CAI offered a 2-day training in Creative Leadership to a cohort of graduate students and faculty to experience and learn arts-based interactive tools for more effective collaboration and dialogue around systemic issues in their communities and schools and design a creative response to the incident that occurred on their campus.

In addition to conceiving and creating an interactive, arts-based tool that promoted healing and courageous conversations about race within the PLI community, participants gained firsthand experience in using creative methods for social change. Movement, theater, mural making, creating public message generating a dialogue about systemic racism with themes of compassion, empathy and solidarity.

On July 25, 2014, as part of their graduation ceremony, their public art response was unveiled for a crowd of 100 people.

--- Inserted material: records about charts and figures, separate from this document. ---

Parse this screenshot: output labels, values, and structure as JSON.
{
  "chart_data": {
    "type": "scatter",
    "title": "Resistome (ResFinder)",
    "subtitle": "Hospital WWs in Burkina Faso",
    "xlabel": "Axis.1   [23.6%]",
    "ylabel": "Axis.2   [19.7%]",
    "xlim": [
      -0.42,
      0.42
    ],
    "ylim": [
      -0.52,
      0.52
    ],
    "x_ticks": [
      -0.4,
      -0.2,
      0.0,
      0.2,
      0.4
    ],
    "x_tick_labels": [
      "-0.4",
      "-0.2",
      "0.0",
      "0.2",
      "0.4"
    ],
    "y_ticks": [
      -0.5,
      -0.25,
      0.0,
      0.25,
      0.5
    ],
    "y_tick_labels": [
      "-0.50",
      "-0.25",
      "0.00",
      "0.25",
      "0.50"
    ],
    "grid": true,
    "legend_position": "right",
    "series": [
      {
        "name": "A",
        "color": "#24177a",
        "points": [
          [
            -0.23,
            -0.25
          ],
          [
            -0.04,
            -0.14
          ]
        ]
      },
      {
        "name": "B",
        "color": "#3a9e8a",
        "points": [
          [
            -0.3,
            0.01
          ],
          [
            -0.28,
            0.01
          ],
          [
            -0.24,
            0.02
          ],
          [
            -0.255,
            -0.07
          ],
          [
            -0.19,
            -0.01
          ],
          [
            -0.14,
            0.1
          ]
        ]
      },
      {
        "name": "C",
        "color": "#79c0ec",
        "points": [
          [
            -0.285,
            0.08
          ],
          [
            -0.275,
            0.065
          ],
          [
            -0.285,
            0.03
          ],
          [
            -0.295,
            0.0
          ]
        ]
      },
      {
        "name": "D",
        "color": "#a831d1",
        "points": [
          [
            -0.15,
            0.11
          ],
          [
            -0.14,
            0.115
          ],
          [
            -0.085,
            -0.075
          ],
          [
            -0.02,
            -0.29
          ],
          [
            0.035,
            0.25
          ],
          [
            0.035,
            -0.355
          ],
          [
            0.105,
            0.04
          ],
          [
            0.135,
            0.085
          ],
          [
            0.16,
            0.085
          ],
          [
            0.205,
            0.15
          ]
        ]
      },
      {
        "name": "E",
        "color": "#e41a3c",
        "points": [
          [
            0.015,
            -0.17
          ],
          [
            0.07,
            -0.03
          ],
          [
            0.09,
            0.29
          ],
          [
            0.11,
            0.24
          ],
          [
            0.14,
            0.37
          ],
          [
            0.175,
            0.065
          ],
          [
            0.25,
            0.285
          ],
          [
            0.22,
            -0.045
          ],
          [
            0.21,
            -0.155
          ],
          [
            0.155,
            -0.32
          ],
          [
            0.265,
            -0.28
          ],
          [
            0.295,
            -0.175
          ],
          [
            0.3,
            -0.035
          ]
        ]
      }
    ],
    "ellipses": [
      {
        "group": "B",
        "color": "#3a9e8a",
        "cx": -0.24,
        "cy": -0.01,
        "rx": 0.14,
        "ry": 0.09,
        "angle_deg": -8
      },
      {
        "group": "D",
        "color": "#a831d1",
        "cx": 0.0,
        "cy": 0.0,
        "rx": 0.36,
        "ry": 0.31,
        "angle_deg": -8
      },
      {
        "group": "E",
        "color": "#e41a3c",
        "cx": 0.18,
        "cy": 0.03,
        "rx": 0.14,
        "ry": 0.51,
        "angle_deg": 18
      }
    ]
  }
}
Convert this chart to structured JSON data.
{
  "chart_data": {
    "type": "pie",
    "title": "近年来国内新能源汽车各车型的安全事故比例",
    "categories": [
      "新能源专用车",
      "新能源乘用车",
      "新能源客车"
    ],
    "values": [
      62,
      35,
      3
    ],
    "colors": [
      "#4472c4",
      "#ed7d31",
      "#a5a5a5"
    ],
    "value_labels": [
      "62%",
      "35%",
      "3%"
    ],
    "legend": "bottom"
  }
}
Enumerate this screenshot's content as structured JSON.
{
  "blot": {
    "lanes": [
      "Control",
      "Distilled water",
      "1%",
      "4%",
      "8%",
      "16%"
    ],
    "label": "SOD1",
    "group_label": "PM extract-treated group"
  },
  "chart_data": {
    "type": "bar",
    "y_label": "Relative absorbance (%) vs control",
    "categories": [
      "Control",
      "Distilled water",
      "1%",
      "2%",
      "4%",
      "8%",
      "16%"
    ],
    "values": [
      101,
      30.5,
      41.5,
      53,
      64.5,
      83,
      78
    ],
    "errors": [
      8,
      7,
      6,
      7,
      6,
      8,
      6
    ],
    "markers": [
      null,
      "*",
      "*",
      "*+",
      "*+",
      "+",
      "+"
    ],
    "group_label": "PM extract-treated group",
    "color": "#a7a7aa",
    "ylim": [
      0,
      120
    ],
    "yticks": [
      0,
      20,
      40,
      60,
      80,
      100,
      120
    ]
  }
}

The Tree of Racism served to illustrate microaggressions, structural racism and their historical roots. The Quilt of Resistance highlighted actions to dismantle racism that are rooted in compassion, empathy, and solidarity.


“This training allowed participants to creatively think about and respond to racism within our society.” - D.M. Kloker
“Amazing activities that I will definitely take to my school site…. Engaging teachers in the activities you shared with us will enable them to relax before we get to the courageous conversation.”

Community United Against Violence (CUAV)

CUAV provides support and organizes campaigns for the rights of the LGBTQ community in San Francisco. We engaged staff in an intensive training in Theater of the Oppressed techniques to more effectively conduct education, healing and outreach for those impacted by abuse and discrimination.